In the recent web series Aarya, starring Sushmita Sen, old Hindi film songs are a constant presence. Playing in the car stereo, playing in the wedding, on the LP at Aarya’s home and in the mind of the protagonist and of everyone else’s. One song stands out in particular. “Bade Acche Lagte Hai” (from the 1976 film Balika Badhu) is played in almost every episode. It’s the song Aarya’s husband, Tej (Chandrachur Singh), liked to sing for her, and it keeps reminding her, their children—and us—of him even after he’s gone. Sometimes it’s the version sung by Tej (in Singh’s voice), recorded by him in a mobile video. At one point, their little son, Aadi (Pratyansh Panwar), tells Aarya if he can watch the video of his ‘Papa’ singing. As Aarya grieves over her departed husband, she finds solace in his favourite song. It becomes a kind of coping mechanism. 
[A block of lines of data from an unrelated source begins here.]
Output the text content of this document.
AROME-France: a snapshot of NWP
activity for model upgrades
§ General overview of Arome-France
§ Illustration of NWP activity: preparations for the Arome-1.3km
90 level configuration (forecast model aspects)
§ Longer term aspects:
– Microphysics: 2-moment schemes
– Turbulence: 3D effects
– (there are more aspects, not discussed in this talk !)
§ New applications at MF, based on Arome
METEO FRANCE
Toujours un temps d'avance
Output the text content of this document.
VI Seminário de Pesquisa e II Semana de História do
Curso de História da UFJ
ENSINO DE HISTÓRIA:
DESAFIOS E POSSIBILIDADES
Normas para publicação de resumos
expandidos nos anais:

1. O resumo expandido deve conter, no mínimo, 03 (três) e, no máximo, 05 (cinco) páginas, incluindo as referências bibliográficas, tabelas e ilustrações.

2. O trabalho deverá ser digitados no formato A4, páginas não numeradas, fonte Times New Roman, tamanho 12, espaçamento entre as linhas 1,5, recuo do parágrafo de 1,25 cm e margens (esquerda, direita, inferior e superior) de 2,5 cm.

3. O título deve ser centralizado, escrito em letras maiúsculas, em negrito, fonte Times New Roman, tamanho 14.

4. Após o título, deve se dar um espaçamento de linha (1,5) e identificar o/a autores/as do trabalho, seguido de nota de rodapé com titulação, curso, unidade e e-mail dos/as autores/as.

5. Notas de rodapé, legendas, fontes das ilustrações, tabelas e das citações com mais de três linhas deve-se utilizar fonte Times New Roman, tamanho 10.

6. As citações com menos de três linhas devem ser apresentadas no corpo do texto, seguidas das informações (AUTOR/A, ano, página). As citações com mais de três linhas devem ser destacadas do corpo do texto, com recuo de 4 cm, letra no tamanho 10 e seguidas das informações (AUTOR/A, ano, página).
Ram Madhvani, who has co-directed and written Aarya, says that they wanted to use old Hindi film songs as a device to “keep Tej’s character alive even after his death” as they “didn’t want to use flashbacks”. But there is another element at play here. Madhvani and Co were also paying homage to Sriram Raghavan and Quentin Tarantino, who he describes as the filmmakers who have shown the way in terms of using old favourites in new contexts. And indeed, in Raghavan’s Johnny Gaddar, Dharmendra’s character keeps alive memories of his dead wife by playing a tape of her singing “Mora Gora Ang Laile” (from the 1963 film Bandini) over and over again. Madhvani was not only paying a tribute, he was paying a tribute within a tribute. “Ram was copying Sriram,” he jokes.